Comment Internet affecte-t-il les enfants ? Les réseaux sociaux ont assumé les rôles principaux aujourd'hui - il semble qu'il ne s'agisse que d'attachement émotionnel.

Oui, Internet et les gadgets servent de plus en plus non pas à informer, mais à connecter les gens. L'avantage ici est qu'il nous permet de satisfaire en partie notre besoin d'affection et de relations affectives. Par exemple, avec ceux qui sont loin de nous, que nous ne pouvons ni voir ni entendre physiquement.

Mais l'inconvénient est qu'Internet devient un substitut aux relations. Tu n'as pas à t'asseoir à côté de moi, ne te tiens pas la main, ne te regarde pas dans les yeux – mets juste un « j'aime ». Cela conduit à une atrophie de notre capacité à former une intimité psychologique et émotionnelle. Et en ce sens, les relations numériques deviennent vides.

Un enfant trop impliqué dans les relations numériques perd la capacité d'établir une réelle proximité affective.

Un adulte, trop emporté par la pornographie, finit par se désintéresser des relations sexuelles réelles. De même, un enfant trop impliqué dans les relations numériques perd la capacité d'établir une réelle proximité affective.

Cela ne signifie pas que les enfants doivent être protégés par une haute clôture contre les ordinateurs et les téléphones portables. Mais nous devons veiller à ce qu'ils forment d'abord un attachement et apprennent à entretenir des relations dans la vraie vie.

Dans une étude remarquable, un groupe d'enfants a passé un examen important. Certains enfants ont été autorisés à envoyer des SMS à leur mère, tandis que d'autres ont été autorisés à appeler. Ensuite, ils ont mesuré le niveau de cortisol, l'hormone du stress. Et il s'est avéré que pour ceux qui ont écrit des messages, ce niveau n'a pas changé du tout. Et pour ceux qui ont pris la parole, cela a sensiblement diminué. Parce qu'ils ont entendu la voix de leur mère, tu sais ? Que peut-on ajouter à cela ? Je ne pense rien.

Vous avez déjà visité la Russie. Que pouvez-vous dire du public russe ?

Oui, je suis venu ici pour la troisième fois. Ceux avec qui je communique ici sont évidemment intéressés par mes performances. Ils ne sont pas trop paresseux pour penser, ils font un effort pour comprendre les concepts scientifiques. Je me produis dans différents pays, et croyez-moi, ce n'est pas le cas partout.

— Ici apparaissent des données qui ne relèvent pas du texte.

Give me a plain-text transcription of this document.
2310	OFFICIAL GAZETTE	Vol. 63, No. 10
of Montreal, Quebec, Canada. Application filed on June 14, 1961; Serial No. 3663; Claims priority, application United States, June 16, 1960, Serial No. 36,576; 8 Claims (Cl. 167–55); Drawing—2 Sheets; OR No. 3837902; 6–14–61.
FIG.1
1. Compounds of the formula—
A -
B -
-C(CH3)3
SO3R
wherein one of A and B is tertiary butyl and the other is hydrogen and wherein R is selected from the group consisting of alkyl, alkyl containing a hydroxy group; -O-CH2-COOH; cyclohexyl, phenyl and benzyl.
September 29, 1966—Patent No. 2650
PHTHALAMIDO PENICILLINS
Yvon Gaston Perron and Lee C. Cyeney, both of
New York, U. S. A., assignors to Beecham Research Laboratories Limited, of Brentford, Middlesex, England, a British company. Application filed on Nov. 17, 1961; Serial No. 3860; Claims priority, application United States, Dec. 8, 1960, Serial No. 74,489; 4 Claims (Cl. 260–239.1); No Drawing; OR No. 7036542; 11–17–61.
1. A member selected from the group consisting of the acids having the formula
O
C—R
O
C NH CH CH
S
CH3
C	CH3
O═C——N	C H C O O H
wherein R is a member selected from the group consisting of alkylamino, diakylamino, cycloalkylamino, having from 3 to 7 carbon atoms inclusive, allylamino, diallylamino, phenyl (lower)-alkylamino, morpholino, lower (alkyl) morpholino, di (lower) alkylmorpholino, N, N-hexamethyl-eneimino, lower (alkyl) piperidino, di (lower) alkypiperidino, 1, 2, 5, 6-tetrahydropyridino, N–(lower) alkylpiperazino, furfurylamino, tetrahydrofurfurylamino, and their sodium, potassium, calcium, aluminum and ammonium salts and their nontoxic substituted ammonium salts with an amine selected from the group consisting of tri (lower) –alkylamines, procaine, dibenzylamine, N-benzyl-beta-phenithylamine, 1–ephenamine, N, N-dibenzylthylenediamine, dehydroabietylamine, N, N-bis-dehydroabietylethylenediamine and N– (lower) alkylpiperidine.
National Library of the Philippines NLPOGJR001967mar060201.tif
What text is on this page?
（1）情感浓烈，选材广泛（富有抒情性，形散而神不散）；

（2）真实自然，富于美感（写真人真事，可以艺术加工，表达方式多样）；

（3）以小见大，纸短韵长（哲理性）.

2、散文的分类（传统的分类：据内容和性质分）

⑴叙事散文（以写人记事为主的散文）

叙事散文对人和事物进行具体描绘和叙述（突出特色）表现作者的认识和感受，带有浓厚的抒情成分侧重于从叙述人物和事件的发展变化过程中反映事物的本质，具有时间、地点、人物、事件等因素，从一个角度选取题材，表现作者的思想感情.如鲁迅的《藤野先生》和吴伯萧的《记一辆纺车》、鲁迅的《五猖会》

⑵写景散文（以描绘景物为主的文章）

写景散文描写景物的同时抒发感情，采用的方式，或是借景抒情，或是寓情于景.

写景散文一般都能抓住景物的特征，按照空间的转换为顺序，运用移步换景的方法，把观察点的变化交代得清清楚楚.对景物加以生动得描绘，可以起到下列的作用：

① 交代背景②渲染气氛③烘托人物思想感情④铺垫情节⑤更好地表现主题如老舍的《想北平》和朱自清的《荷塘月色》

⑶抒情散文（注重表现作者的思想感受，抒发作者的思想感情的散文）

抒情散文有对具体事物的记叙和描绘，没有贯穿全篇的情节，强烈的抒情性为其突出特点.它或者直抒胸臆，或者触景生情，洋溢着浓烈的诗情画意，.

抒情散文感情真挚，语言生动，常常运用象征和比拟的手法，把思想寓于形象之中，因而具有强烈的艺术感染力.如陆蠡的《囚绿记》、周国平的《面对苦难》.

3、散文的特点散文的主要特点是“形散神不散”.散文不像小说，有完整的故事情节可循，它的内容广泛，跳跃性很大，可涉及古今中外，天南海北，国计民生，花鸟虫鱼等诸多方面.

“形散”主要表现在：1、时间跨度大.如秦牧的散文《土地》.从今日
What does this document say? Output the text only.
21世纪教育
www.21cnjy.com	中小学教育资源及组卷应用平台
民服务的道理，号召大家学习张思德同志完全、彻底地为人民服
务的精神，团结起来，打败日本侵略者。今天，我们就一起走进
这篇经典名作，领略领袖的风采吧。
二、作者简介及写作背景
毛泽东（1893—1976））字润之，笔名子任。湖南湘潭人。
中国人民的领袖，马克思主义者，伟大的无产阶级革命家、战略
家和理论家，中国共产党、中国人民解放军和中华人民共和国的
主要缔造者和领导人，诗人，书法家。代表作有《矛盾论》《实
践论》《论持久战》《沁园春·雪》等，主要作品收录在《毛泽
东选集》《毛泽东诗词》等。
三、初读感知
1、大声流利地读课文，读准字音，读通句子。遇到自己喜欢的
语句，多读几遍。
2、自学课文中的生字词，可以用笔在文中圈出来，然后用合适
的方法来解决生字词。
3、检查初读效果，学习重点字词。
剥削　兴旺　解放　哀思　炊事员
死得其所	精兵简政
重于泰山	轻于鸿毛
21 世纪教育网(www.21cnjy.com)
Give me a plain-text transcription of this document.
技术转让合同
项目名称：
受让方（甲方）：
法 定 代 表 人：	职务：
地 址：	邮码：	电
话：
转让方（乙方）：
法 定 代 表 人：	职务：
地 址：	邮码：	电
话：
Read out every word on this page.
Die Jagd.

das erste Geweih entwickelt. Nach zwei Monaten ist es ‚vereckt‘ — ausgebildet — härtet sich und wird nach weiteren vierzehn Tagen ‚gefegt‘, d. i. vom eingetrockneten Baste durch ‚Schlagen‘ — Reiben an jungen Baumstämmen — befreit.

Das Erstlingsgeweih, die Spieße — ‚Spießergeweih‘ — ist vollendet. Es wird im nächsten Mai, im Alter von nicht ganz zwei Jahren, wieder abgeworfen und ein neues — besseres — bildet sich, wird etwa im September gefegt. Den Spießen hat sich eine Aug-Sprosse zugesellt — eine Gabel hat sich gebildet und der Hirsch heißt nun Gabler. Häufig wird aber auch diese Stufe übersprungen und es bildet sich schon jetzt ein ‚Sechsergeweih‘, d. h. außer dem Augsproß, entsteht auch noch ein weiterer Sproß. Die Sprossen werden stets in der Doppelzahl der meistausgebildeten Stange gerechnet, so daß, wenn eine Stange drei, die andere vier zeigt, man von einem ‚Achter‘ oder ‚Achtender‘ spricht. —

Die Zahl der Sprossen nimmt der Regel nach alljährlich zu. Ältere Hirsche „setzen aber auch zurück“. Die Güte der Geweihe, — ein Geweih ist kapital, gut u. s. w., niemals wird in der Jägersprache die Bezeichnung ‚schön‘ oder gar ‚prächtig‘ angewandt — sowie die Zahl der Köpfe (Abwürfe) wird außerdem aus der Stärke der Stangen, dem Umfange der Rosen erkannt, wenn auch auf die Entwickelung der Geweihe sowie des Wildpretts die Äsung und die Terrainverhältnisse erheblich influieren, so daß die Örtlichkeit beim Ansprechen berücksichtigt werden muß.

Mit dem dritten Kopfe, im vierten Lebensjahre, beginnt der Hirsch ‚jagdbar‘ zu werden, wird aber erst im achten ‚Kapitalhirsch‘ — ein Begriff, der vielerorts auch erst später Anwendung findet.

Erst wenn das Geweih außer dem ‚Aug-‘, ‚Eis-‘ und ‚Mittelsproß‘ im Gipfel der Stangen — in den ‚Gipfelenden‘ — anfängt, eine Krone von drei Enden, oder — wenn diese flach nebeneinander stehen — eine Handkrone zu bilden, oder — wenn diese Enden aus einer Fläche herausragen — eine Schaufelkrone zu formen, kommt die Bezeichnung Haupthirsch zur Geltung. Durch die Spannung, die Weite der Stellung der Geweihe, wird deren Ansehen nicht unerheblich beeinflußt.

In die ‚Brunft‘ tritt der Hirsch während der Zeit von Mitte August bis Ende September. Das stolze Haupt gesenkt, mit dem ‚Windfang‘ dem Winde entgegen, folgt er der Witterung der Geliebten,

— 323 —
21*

Il me semble également que les idées russes sur la famille sont plus proches des idées traditionnelles que dans de nombreux pays développés. Je pense que c'est pourquoi les gens en Russie comprennent mieux de quoi je parle, c'est plus proche d'eux que là où le côté matériel vient en premier.

Je pourrais peut-être comparer le public russe au public mexicain – au Mexique, les idées traditionnelles sur la famille sont également fortes. Et il y a aussi une grande réticence à trop ressembler aux États-Unis. Une réticence que je ne peux que saluer.